Now, in accordance with a statement released by the National Academy of Sciences in December 2018, the PPPL will play a key role in the U.S.’s goal of constructing a “pilot plant,” a machine Crowley simplified as “something that produces more energy than it consumes.”

At the meeting, Michael Rosenberg, managing director of the McCarter Theater, spoke about the unique positioning of the theater on the University campus and the potential power therein, saying he considers the space “a real world lab right here on your campus.”

“Our future lies at the intersection of really great scholar[ship] with really great art,” he reiterated multiple times throughout the presentation.

According to Rosenberg, McCarter is one of the greatest arts organizations in New Jersey and hosts over 130,000 attendees annually.

Rosenberg noted that McCarter has unveiled next year’s program, which will include many additions. This upcoming year, McCarter will be hosting The New Yorker’s radio hour and welcoming The Moth, a storytelling performance group, to the McCarter stage for the first time.

The theater also plans to soon include a cabaret space, which student groups would be able to reserve for free time in collaboration with theater staff.

In her address to the council, USG President Zarnab Virk ’20 outlined for the council the role of the USG as a liaison between undergraduate students and the administration.

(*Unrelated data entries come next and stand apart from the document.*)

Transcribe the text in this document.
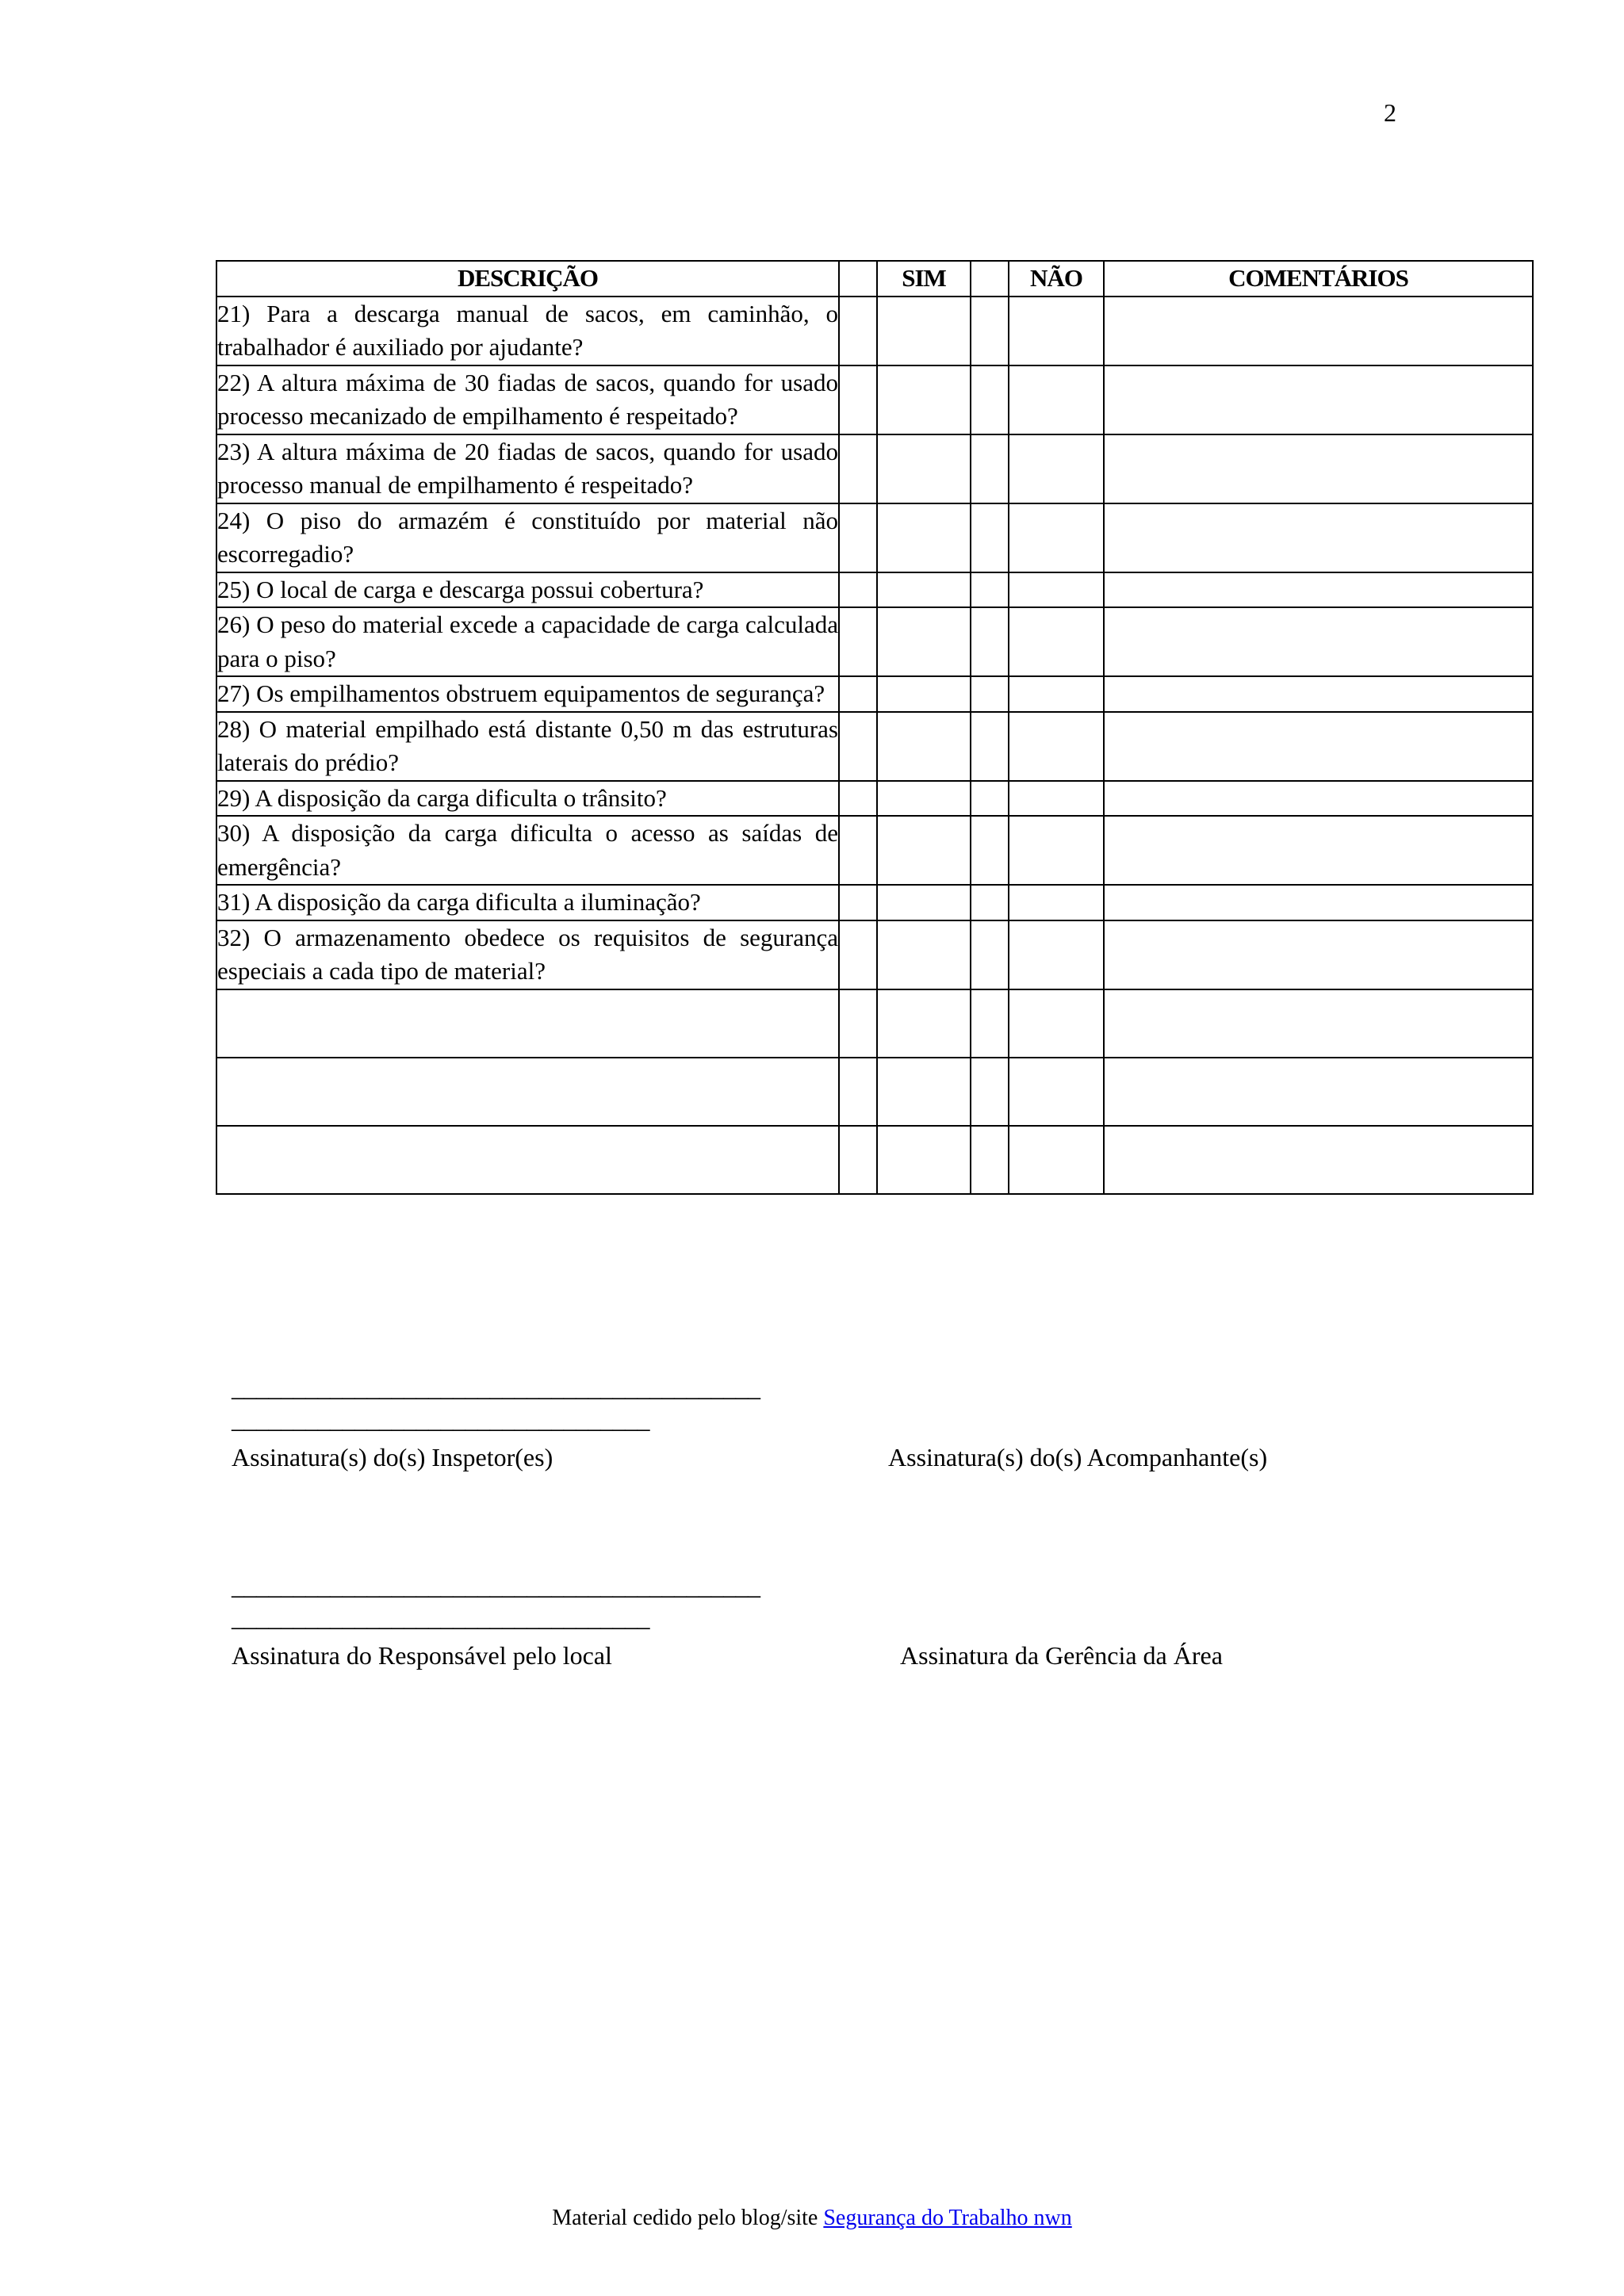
2
DESCRIÇÃO		SIM		NÃO	COMENTÁRIOS
21) Para a descarga manual de sacos, em caminhão, o trabalhador é auxiliado por ajudante?					
22) A altura máxima de 30 fiadas de sacos, quando for usado processo mecanizado de empilhamento é respeitado?					
23) A altura máxima de 20 fiadas de sacos, quando for usado processo manual de empilhamento é respeitado?					
24) O piso do armazém é constituído por material não escorregadio?					
25) O local de carga e descarga possui cobertura?					
26) O peso do material excede a capacidade de carga calculada para o piso?					
27) Os empilhamentos obstruem equipamentos de segurança?					
28) O material empilhado está distante 0,50 m das estruturas laterais do prédio?					
29) A disposição da carga dificulta o trânsito?					
30) A disposição da carga dificulta o acesso as saídas de emergência?					
31) A disposição da carga dificulta a iluminação?					
32) O armazenamento obedece os requisitos de segurança especiais a cada tipo de material?					

___________________________________________
__________________________________
Assinatura(s) do(s) Inspetor(es)	Assinatura(s) do(s) Acompanhante(s)
___________________________________________
__________________________________
Assinatura do Responsável pelo local	Assinatura da Gerência da Área
Material cedido pelo blog/site Segurança do Trabalho nwn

She spoke about the main priorities of the USG for the coming year, including increasing resources for independent students, adjusting the social calendar to the impending calendar change in 2020, and easing student access to transportation, perhaps through a program that would give free credit on ride-sharing apps.

This month’s CPUC meeting was held on March 25 at 4:30 p.m. in Betts Auditorium in the Architecture Building.